With the exception of a brief off-the-record conversation between
Times publisher Arthur Sulzberger and the president-elect, the meeting was fair game for news stories — as it should be.
Off-the-record was a mistake for the TV people, and it would have been a mistake for the
Times. The paper successfully called Trump's bluff. As much as he professes to despise the
Times, he remains in some ways the Queens boy who lusted after Manhattan success and acceptance.
In many ways, Trump can bypass the traditional press — using YouTube or Twitter to take his message to the world without pesky journalistic fact-checking or filtering.
He has masterfully manipulated the media for the past 18 months — bullying reporters, garnering billions in free publicity and portraying journalists as part of the corporate structure that must be brought down so that the people can triumph.

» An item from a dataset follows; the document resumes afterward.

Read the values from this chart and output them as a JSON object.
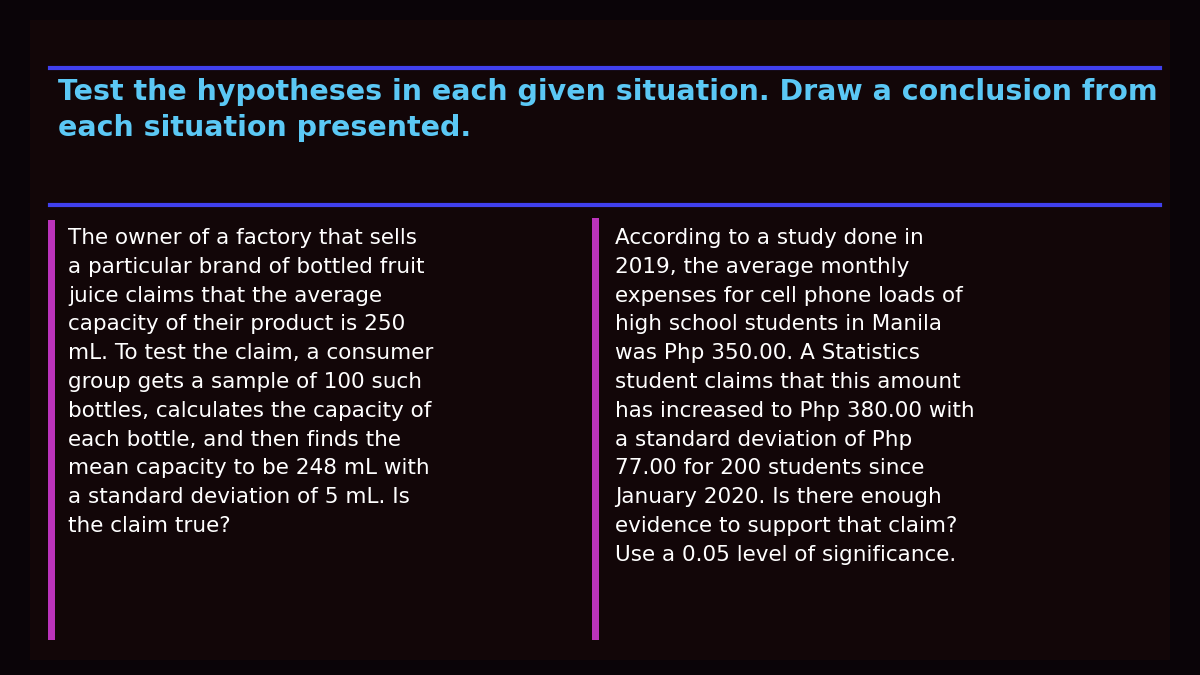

That's a deeply misleading and dangerous picture. In fact, U.S. citizens need an independent press more than ever.
Journalists, and their corporate bosses, shouldn't allow themselves to be used as props in Trump's never-ending theater.
Comment: It would be nice if the media was in fact independent, did worthwhile fact-checking, and most of all if they held themselves accountable. The decline in people's trust in the media isn't because of Donald Trump. It's because so many news organizations blatantly outed themselves as biased and untrustworthy during the elections. There are plenty of people who have observed this in reporting on foreign policy issues for many years. Now that the issues affect Americans directly, it is much more visible.
Time and time again, the media has shown itself to be irresponsible and untrustworthy. It will take a different a type of examination that many journalists appear to have never learned in order to gain back the public's trust. There are bigger issues at stake than Trump's Hollywood Access moment, which are apparently invisible to elitist apologists. They're so involved in their own bubble, they do not see how their haughty cries of being 'bullied and attacked' fall flat against reality. There's an obvious opportunity for any of the mainstream outlets to begin anew by actually doing some unbiased and truthful reporting. For now and for the foreseeable future, that slot is being filled by RT and Sputnik.